Some men tried to tell us before this war began that wars were so expensive that no one would ever start one, and that if he did his country would be ruined before it was over. But such people underestimated the wonderful power of resistance and endurance which the people of a country have. We all of us thought during the war that Serbia could never survive, and yet she is far from death as a nation. These people were right, however, when they told us that war cost too much, and we all know this now. We are sure, too, that any future war will cost much more than

this war did, and so we are anxious not to have wars in future. To avoid them we must find some other way of settling quarrels, and it is for this reason that we have tried to set up a League of Nations which in peaceful ways and by getting together will try to find a way out of every quarrel, without bloodshed.

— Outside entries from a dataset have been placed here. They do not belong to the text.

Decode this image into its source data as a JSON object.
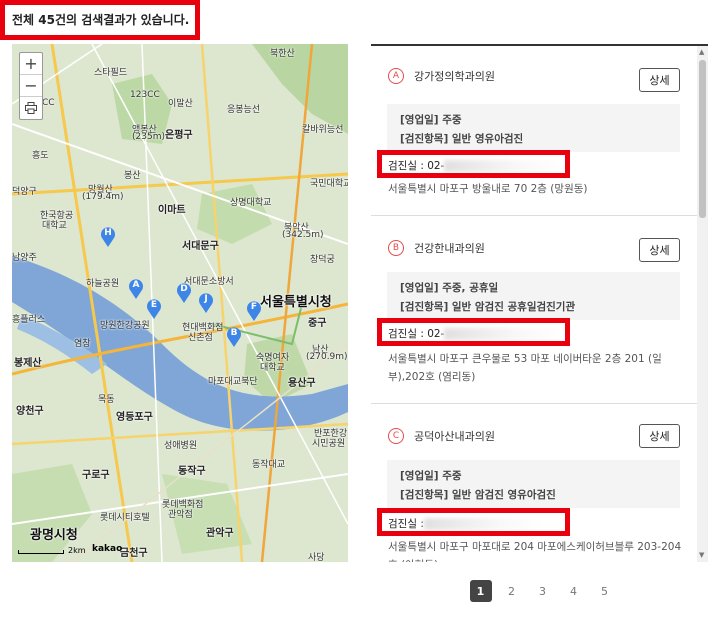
{
  "result_count": "전체 45건의 검색결과가 있습니다.",
  "map": {
    "zoom_in": "+",
    "zoom_out": "−",
    "print_icon": "print-icon",
    "scale_label": "2km",
    "provider": "kakao",
    "labels": [
      "북한산",
      "스타필드",
      "123CC",
      "이말산",
      "응봉능선",
      "칼바위능선",
      "앵봉산",
      "(235m)",
      "은평구",
      "봉산",
      "흥도",
      "국민대학교",
      "덕양구",
      "망월산",
      "(179.4m)",
      "이마트",
      "상명대학교",
      "한국항공",
      "대학교",
      "북악산",
      "(342.5m)",
      "창덕궁",
      "서대문구",
      "서대문소방서",
      "서울특별시청",
      "하늘공원",
      "망원한강공원",
      "현대백화점",
      "신촌점",
      "중구",
      "흥플러스",
      "남산",
      "(270.9m)",
      "숙명여자",
      "대학교",
      "마포대교북단",
      "봉제산",
      "용산구",
      "양천구",
      "영등포구",
      "목동",
      "성애병원",
      "동작구",
      "동작대교",
      "반포한강",
      "시민공원",
      "구로구",
      "롯데백화점",
      "관악점",
      "롯데시티호텔",
      "광명시청",
      "관악구",
      "금천구",
      "사당",
      "염창",
      "남양주",
      "CC"
    ],
    "markers": [
      "A",
      "B",
      "D",
      "E",
      "F",
      "H",
      "J"
    ]
  },
  "clinics": [
    {
      "letter": "A",
      "name": "강가정의학과의원",
      "detail_label": "상세",
      "business_days": "[영업일] 주중",
      "checkup_items": "[검진항목] 일반 영유아검진",
      "phone": "검진실 : 02-",
      "address": "서울특별시 마포구 방울내로 70 2층 (망원동)"
    },
    {
      "letter": "B",
      "name": "건강한내과의원",
      "detail_label": "상세",
      "business_days": "[영업일] 주중, 공휴일",
      "checkup_items": "[검진항목] 일반 암검진 공휴일검진기관",
      "phone": "검진실 : 02-",
      "address": "서울특별시 마포구 큰우물로 53 마포 네이버타운 2층 201 (일부),202호 (염리동)"
    },
    {
      "letter": "C",
      "name": "공덕아산내과의원",
      "detail_label": "상세",
      "business_days": "[영업일] 주중",
      "checkup_items": "[검진항목] 일반 암검진 영유아검진",
      "phone": "검진실 :",
      "address": "서울특별시 마포구 마포대로 204 마포에스케이허브블루 203-204호 (아현동)"
    }
  ],
  "pagination": [
    "1",
    "2",
    "3",
    "4",
    "5"
  ],
  "colors": {
    "accent": "#e8000f",
    "letter": "#e34c4c",
    "marker": "#3d86e8"
  }
}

We know, of course, that people have not changed very much from the days when wars seemed necessary. Men and women are still full of the same thoughts and reasons which led them to have quarrels with one another. That wars will come sometimes we shall have to expect, because men and women are what they are. But just as accidents can be lessened by "Safety First," because men and women are reminded of the necessity of taking care of themselves, so we hope that by having an international court to discuss quarrels, and an assembly where representatives of different countries will talk with one another in business and other ways, we can reduce the frequency of international accidents like war. The idea is something like what has happened in children's games. Formerly, as everybody knows, football was exceedingly dangerous, and many boys were killed on football-fields. Now the rules of the game are made more strict and the umpire has more authority. The injuries are reduced, but the game is just as exciting as it used to be. In the same way many children were killed on the Fourth of July by their own carelessness; but now in many cases the fireworks have been taken out of their hands and they are not liable to the same risks. By these two means, the removal of the dangerous weapon which we call armament, and the playing of games of life under stricter rules which will be provided by international courts of law, we hope to make war less terrible than it has been in the past. Perhaps men and women will let a little child lead them, in suggesting that there is just as much fun in games as in the real activity which the game imitates. International competitions of many kinds can be suggested as substitutes, in which the warlike feelings can be worn off by exercise. You have all been told how the American general in the Philippines got the head-hunting Bontocs and Igorrotes to stop chopping off one another's heads in their tribal wars. He did this by the simple means of getting them to play baseball. Every time a Bontoc knocks the baseball out in the field, he gets the same pleasure that he used to get when he sent a head of an enemy flying. So boys' games may be the example that will lead men back to peace.